11. Стремление Пьера де Кубертена к мифологизации и ритуализации олимпийских процедур, превращению созданного им неоолимпизма в новую «религию атлетов» в контексте общего пафоса философско-педагогического проекта Олимпийских игр объясняется борьбой великого педагога с попытками и тенденциями превращения Игр в новую международную разновидность коммерческой и политической спортивной организации. Трагедия Пьера де Кубертена вызвана поражением его идеологических гуманистических построений перед лицом нарастающей капитализации спорта и Олимпийских игр.

12. Вторым шагом философско-контекстуального анализа степени выраженности проблемы отчуждения в спорте выступает фокусированное исследование определяющих тенденций в мировой и отечественной традиции философии спорта, которая показывает, что:

– в структурированной организации философии спорта до сих пор преобладал самый внешний, трансцедентальный по отношению к спортивному процессу и спортивной науке уровень рефлексии;

– на фоне других, более востребованных западной философией спорта, философских теоретико-методологических направлений так называемая неомарксистская философия, по некоторым авторитетным оценкам, представлена слабо и, кроме того, уклоняясь от онтологии и гносеологии спорта, локализует своё внимание на его этико-эстетических основаниях;

– проблема отчуждения в философии спорта представлена довольно широко, но либо формально опровергается, либо не интерпретируется глобально, хотя и в том и в другом случае фактически и фактологически в философской аргументации проявляется обратная тенденция, заставляя предположить, что верное позиционирование данной проблемы есть лишь вопрос правильной научно-философской интерпретации;

– общий, фокусированный по теме исследования обзор литературы по философии спорта обосновывает необходимость разработки научно-философского гипотетико-дедуктивного теоретического проекта, без которого на уровень отражения социально-онтологической сущности и основных закономерностей существования спорта выйти не представляется возможным. Идеальным объектом подобной теории, по логике, должен стать сам спорт как социальный феномен, рассматриваемый через свою наиболее сущностную характеристику.
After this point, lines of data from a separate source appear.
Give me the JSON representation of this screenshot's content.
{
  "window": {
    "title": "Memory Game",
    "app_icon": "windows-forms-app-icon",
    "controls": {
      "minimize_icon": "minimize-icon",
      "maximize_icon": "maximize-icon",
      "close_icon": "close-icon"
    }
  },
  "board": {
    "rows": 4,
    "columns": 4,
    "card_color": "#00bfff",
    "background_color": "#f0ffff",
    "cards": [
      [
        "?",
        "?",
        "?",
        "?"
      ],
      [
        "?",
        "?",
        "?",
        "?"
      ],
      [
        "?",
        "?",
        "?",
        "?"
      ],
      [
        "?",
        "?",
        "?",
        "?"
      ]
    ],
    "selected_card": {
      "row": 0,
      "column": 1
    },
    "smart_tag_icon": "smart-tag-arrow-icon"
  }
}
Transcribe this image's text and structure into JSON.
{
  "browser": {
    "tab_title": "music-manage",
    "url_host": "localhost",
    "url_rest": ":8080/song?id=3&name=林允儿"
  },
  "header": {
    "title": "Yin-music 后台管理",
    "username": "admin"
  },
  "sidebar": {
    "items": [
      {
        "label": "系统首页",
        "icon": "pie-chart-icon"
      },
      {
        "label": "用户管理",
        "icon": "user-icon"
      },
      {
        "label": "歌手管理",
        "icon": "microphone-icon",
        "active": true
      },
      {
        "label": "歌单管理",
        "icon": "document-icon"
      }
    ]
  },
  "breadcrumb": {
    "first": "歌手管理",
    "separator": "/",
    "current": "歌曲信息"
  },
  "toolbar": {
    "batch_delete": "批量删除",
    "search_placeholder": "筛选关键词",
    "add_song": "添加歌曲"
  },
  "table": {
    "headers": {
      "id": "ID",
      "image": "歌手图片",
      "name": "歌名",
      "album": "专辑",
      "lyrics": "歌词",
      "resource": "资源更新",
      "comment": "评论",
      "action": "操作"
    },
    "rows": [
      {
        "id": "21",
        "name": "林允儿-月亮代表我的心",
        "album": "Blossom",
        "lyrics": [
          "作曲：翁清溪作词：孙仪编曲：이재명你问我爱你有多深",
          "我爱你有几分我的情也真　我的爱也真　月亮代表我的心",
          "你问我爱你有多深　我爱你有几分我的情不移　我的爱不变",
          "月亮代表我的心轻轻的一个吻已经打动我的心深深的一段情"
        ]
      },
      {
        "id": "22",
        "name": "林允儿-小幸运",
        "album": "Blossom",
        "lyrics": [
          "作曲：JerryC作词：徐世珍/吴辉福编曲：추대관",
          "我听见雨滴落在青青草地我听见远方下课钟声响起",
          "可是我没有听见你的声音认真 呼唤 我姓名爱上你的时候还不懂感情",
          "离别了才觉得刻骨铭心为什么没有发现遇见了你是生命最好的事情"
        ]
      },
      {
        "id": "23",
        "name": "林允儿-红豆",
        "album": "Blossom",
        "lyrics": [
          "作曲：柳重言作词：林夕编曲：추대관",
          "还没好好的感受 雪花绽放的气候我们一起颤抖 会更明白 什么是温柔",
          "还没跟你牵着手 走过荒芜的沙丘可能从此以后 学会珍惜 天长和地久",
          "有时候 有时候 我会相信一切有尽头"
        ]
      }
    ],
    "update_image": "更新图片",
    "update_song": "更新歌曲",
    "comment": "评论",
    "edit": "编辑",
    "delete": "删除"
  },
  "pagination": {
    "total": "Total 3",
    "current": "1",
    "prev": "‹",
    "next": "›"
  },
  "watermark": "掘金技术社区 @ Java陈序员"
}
13. Для сущностной идентификации спорта по ряду причин недостаточно уже широко используемых разнообразных атрибутивных, или генетических, или родовидовых определений. Социально-философская гипотетико-дедуктивная идентификация спорта требует формулировки его сущностно-содержательного определения, соотносимого с моделированием спорта не по его видам и направлениям, а по заложенным в этих моделях социальным стратегиям, схемам проявления и реализации социального всеобщего.

14. В своей сущностно-содержательной основе спорт перестает эмпирически восприниматься как соревновательная деятельность, механизм её подготовки и реализации, а мыслится как специфическая условно-игровая форма состязательности, предполагающая политизированное использование типичных национально-религиозных и светских телесно-двигательных состязательно-соревновательных обрядово-ритуальных комплексов. Эти комплексы, в свою очередь, прежде всего в интересах финансово-экономической и политической элиты иллюзорно-компенсаторно оформляют и в меру этого искажают, трансформируют (спортизируют) социальную сущность видового разнообразия более древних и общих телесно-двигательных социокультурных институтов, таких как единоборство и физическое воспитание. Спорт выступает цивилизационным и цивилизующим оформлением указанных социокультурных трансформаций, – оформлением, максимально подготовленным к использованию в качестве одного из успешных современных механизмов и институтов социального отчуждения.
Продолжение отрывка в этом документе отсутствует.